Quakers and spirituality

I found Madeleine Kay’s article on Quakers and spirituality (5 January) very interesting, especially the inclusion of Experiment with Light and Focusing as being important methods.  Yet I could not accept the conclusion that most Friends today do not experience something deeply moving, and that for many the profoundly spiritual is unavailable to them because of a secularisation of the Society.

Those Friends who I see and read about today seem to me to have ‘extraordinary commitment, enthusiasm and energy’ – like early Quakers had, but in a different way. To me everything is sacred – for example, a poem is prayer-like if read with a sense of presence and bearing witness to the divinity within us all.

The article I found very informative and worthwhile, but conclusions, I find, can sometimes be too definitive.

Miriam Ryan

‘Go Beyond’

Some Friends know Quakerism as an internal mystical experience, while others take a more rationalist approach.

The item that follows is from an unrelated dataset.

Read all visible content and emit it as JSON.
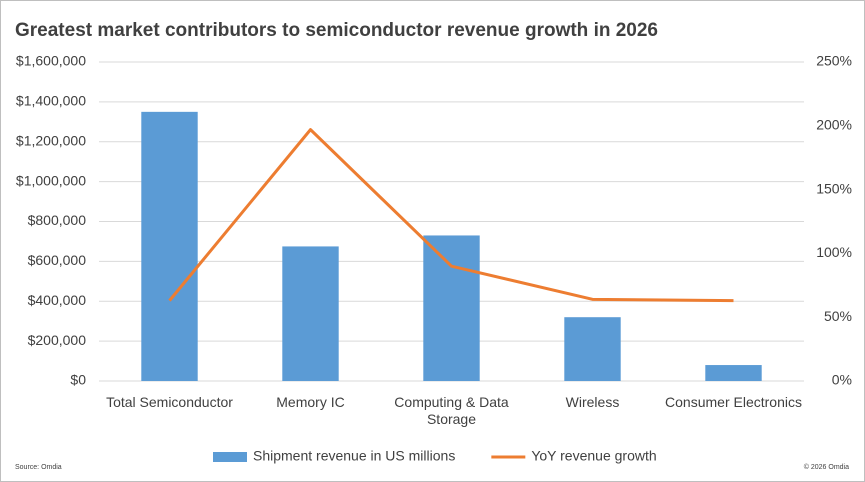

Perhaps, following the teaching of the great last-century mystic Bede Griffiths, all we need to do is to go beyond these dualities of human concepts towards ‘the non-dual mystery which embraces and transcends all; otherwise we are going to destroy one another’ (Bede Griffiths, The Mystery Beyond, 1997). And perhaps Quakers are best placed to ‘Go Beyond’.

Harry Underhill

Brexit

Friends who are angered or dismayed by Brexit should please be reassured that we are not withdrawing from the Council of Europe, which is explicitly founded on the essay of William Penn in 1693 and includes Russia as a member.

The primary purpose of leaving the EU – being, in the view of many, simply to regain national sovereignty – should not of itself harm our relationships with all Europeans.